The 1947 Jerry Voorhis book Confessions of a Congressman is of interest in particular because it comes right off the heels of the first Congressional loss to a Richard Nixon.

The 12th District campaign of 1946 got started along in the fall of 1945, more than a year before the election. There was, of course, opposition to me in the district. There always had been. Nor was there any valid reason for me to think I lived a charmed political life. But there were special factors in the campaign of 1946, factors bigger and more powerful than either my opponent or myself.

And they were on his side.

In October 1945, the representative of a large New York financial house  made a trip to California. All the reasons for his trip I, of course, do not know. But I do know that he called on a number of influential people in Southern California. And I know he “bawled them out.” For what? For permitting Jerry Voorhis, whom he described as “one of the most dangerous men in Washington,” to continue to represent a part of the state of California in the House of Representatives. This gentleman’s reasons for thinking me so “dangerous” obviously had to do with my views and work against monopoly and for changes in the monetary system.

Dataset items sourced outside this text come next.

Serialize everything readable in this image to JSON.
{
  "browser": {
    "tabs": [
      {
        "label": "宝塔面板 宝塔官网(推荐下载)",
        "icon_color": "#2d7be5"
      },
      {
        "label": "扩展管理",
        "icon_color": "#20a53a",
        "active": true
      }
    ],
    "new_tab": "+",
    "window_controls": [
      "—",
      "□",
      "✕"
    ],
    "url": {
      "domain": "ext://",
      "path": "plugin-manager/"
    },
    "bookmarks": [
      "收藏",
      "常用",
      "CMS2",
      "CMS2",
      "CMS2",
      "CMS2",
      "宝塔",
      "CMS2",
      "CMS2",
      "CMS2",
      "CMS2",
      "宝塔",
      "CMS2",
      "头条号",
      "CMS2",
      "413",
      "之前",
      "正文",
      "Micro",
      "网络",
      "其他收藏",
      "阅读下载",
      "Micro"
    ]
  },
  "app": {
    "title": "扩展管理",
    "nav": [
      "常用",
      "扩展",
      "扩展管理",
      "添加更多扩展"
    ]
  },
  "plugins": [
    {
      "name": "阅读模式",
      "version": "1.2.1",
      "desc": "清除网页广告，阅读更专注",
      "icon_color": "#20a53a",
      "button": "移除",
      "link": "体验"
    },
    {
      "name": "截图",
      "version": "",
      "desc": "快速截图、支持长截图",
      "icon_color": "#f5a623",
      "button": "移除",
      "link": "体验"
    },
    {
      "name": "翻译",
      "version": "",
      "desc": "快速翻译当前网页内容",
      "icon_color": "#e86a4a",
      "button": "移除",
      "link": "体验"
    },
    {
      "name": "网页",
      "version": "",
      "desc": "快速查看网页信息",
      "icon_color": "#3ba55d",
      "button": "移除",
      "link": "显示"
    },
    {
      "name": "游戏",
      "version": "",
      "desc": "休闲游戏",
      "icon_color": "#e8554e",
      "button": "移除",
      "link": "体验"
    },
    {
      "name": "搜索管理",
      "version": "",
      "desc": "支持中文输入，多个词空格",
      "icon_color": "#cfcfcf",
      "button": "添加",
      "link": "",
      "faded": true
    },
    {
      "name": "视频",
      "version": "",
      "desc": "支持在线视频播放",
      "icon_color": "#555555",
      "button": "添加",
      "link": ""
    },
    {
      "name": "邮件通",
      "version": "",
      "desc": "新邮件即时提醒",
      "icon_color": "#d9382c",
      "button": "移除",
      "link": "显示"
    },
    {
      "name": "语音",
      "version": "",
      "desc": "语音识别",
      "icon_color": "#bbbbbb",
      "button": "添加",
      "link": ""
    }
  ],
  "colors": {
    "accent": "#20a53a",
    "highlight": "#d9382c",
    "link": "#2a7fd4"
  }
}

It appears that his California friends listened to him and were impressed.  Just how much this Eastern gentlemen and others like him had to do with the actual running of the campaign I do not know.  But many of the advertisements which ran in the district newspapers advocating my defeat came to the papers from a large advertising agency in Los Angeles, rather than from any source within the Twelth District.  And payment was made by check from the same agency.

[Followed by a discription of a McCarthyite campaign full of misdirections.  And from the congratulatory letter Voorhis sent off to Nixon:]

During the 10 years of my service I came to have a profound respect for the Congress of the United States and to realize the critical importance of its work, not only for the future of our country, but for the future of the whole world.  For those of us who believe in democratic government, under a Constitution which protects the individual citizen’s rights and liberties, it becomes more and more evident that the one essential bulwark of the people’s liberties in such a nation is the vigor and effectiveness of the national legislature.
If that national legislature occupies its proper place as a co-equal branch of government, and especially if it puts forth and enacts into law a program calculated to meet the nation’s present and future problems, the future of freedom will be safe.  What will happen under opposite circumstances we all know. […]

And then the description of his parting meeting with Nixon.

 We talked for more than an hour and parted, I hope and believe, as personal friends.  Mr. Nixon will be a Republican congressman.  He will, I imagine, be a conservative one.  And I know I appreciated his coming to see me very sincerely indeed.
But, he also believes he will be a “conscientious” congressman…

The subject of the unnamed conspirators swooping into the district, if you google the excerpt, is of interest in various conspiratorial … analyses you might go ahead and say and chunk the “Conspiracy theory” label.